Minimally anchored Standard Rating Scales (SRSs), which are widely used in medical education, are hampered by suboptimal interrater reliability. Expert-derived frameworks, such as the Accreditation Council for Graduate Medical Education (ACGME) Milestones, may be helpful in defining level-specific anchors to use on rating scales.
We examined validity evidence for a Milestones-Based Rating Scale (MBRS) for scoring chart-stimulated recall (CSR).
Two 11-item scoring forms with either an MBRS or SRS were developed. Items and anchors for the MBRS were adapted from the ACGME Internal Medicine Milestones. Six CSR standardized videos were developed. Clinical faculty scored videos using either the MBRS or SRS and following a randomized crossover design. Reliability of the MBRS versus the SRS was compared using intraclass correlation.
Twenty-two faculty were recruited for instrument testing. Some participants did not complete scoring, leaving a response rate of 15 faculty (7 in the MBRS group and 8 in the SRS group).
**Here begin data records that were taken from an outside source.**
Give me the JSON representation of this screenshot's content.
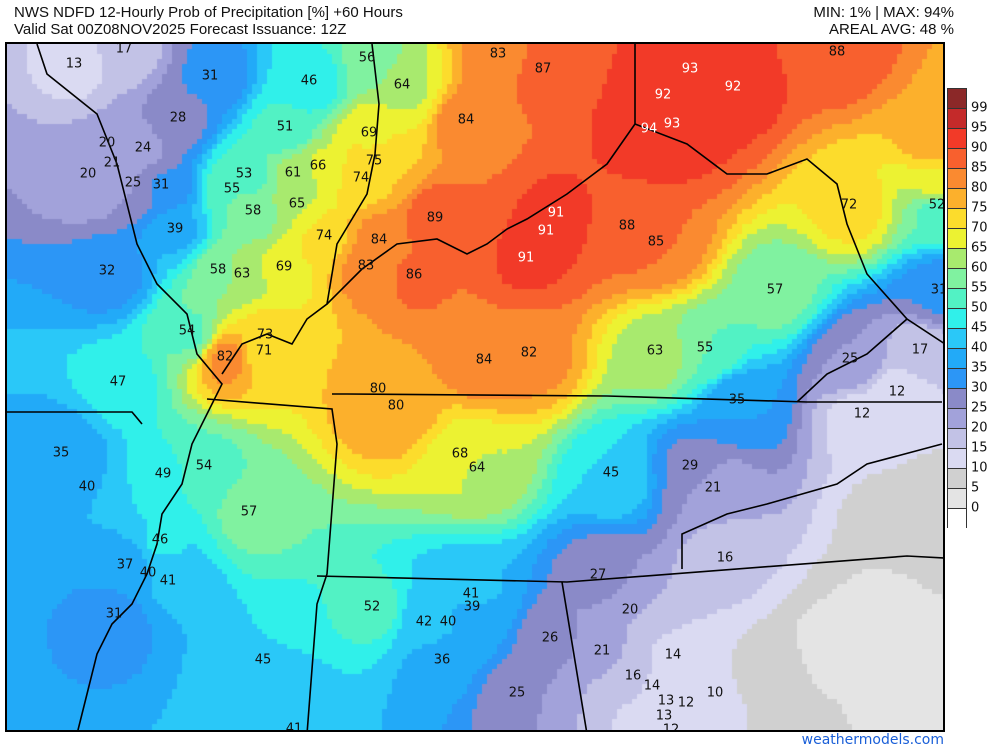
{
  "header": {
    "title": "NWS NDFD 12-Hourly Prob of Precipitation [%] +60 Hours",
    "valid": "Valid Sat 00Z08NOV2025   Forecast Issuance: 12Z",
    "minmax": "MIN: 1% | MAX: 94%",
    "areal_avg": "AREAL AVG: 48 %"
  },
  "legend": {
    "labels": [
      "99",
      "95",
      "90",
      "85",
      "80",
      "75",
      "70",
      "65",
      "60",
      "55",
      "50",
      "45",
      "40",
      "35",
      "30",
      "25",
      "20",
      "15",
      "10",
      "5",
      "0"
    ],
    "colors": [
      "#8b2828",
      "#c42a2a",
      "#f23a28",
      "#f8602e",
      "#fa8a30",
      "#fcb02c",
      "#fcdc2c",
      "#ecf232",
      "#a8ea6e",
      "#80f2a0",
      "#52f2c4",
      "#30f0ea",
      "#2ac8f8",
      "#22aaf8",
      "#2c96f6",
      "#8a8ac8",
      "#a2a2da",
      "#c2c2e6",
      "#dadaf2",
      "#d0d0d0",
      "#e4e4e4",
      "#ffffff"
    ]
  },
  "map_values": [
    "17",
    "13",
    "31",
    "46",
    "56",
    "64",
    "83",
    "87",
    "93",
    "88",
    "28",
    "51",
    "69",
    "84",
    "92",
    "92",
    "94",
    "93",
    "20",
    "24",
    "21",
    "20",
    "25",
    "31",
    "53",
    "61",
    "66",
    "75",
    "74",
    "55",
    "58",
    "65",
    "89",
    "91",
    "91",
    "88",
    "85",
    "72",
    "52",
    "39",
    "74",
    "84",
    "32",
    "58",
    "63",
    "69",
    "83",
    "86",
    "91",
    "57",
    "31",
    "54",
    "73",
    "71",
    "82",
    "84",
    "82",
    "63",
    "55",
    "25",
    "17",
    "47",
    "80",
    "80",
    "35",
    "12",
    "12",
    "35",
    "68",
    "64",
    "45",
    "29",
    "49",
    "54",
    "40",
    "21",
    "57",
    "46",
    "16",
    "37",
    "40",
    "41",
    "27",
    "41",
    "52",
    "42",
    "40",
    "39",
    "31",
    "20",
    "26",
    "21",
    "14",
    "36",
    "45",
    "16",
    "14",
    "12",
    "13",
    "10",
    "25",
    "13",
    "12",
    "41"
  ],
  "footer": "weathermodels.com"
}
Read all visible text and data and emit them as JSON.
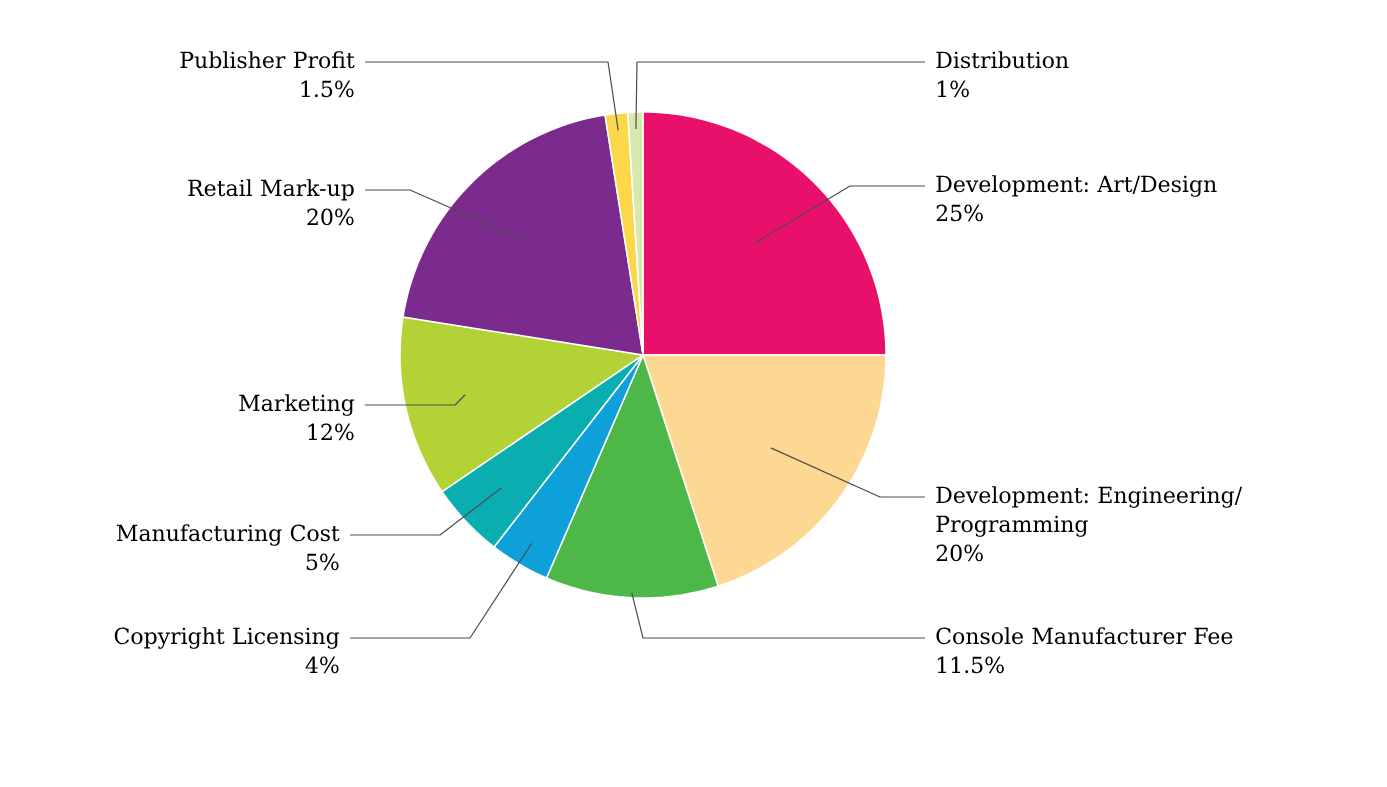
{
  "chart_data": {
    "type": "pie",
    "categories": [
      "Development: Art/Design",
      "Development: Engineering/ Programming",
      "Console Manufacturer Fee",
      "Copyright Licensing",
      "Manufacturing Cost",
      "Marketing",
      "Retail Mark-up",
      "Publisher Profit",
      "Distribution"
    ],
    "values": [
      25,
      20,
      11.5,
      4,
      5,
      12,
      20,
      1.5,
      1
    ],
    "value_labels": [
      "25%",
      "20%",
      "11.5%",
      "4%",
      "5%",
      "12%",
      "20%",
      "1.5%",
      "1%"
    ],
    "colors": [
      "#e8106a",
      "#fdd893",
      "#4db848",
      "#0ea0d8",
      "#0aaeb0",
      "#b2d235",
      "#7b2a8e",
      "#fcd74a",
      "#d8e8b0"
    ]
  }
}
A total of 529 ratings (number of items × number of scores) using SRSs and 540 using MBRSs were available. Percent agreement was higher for MBRSs for only 2 of 11 items-use of consultants (92 versus 75, = .019) and unique characteristics of patients (96 versus 79, = .011)-and the overall score (89 versus 82, < .001). Interrater agreement was 0.61 for MBRSs and 0.51 for SRSs.
Adding milestones to our rating form resulted in significant, but not substantial, improvement in intraclass correlation coefficient. Improvement was inconsistent across items.
在医学教育中广泛使用的最低限度锚定标准评定量表(SRS)受到评分者间信度欠佳的阻碍。由专家制定的框架,如毕业后医学教育认证委员会(ACGME)的里程碑,可能有助于定义在评定量表上使用的特定水平锚定。
我们检验了基于里程碑的评定量表(MBRS)用于评分图表刺激回忆(CSR)的效度证据。
开发了两种包含11个条目的评分表,一种采用MBRS,另一种采用SRS。MBRS的条目和锚定取自ACGME内科里程碑。制作了6个CSR标准化视频。临床教员按照随机交叉设计,使用MBRS或SRS对视频进行评分。使用组内相关系数比较MBRS和SRS的信度。
招募了22名教员进行工具测试。一些参与者未完成评分,最终回复率为15名教员(MBRS组7名,SRS组8名)。使用SRS的评分共有529个(条目数×评分次数),使用MBRS的评分共有540个。仅在11个条目中的2个条目上,MBRS的百分比一致性更高,即咨询使用情况(92对75,P = 0.019)和患者的独特特征(96对79,P = 0.011),以及总分(89对82,P < 0.001)。MBRS的评分者间一致性为0.61,SRS为0.51。
在我们的评分表中添加里程碑,导致组内相关系数有显著但不显著的改善。各条目间的改善不一致。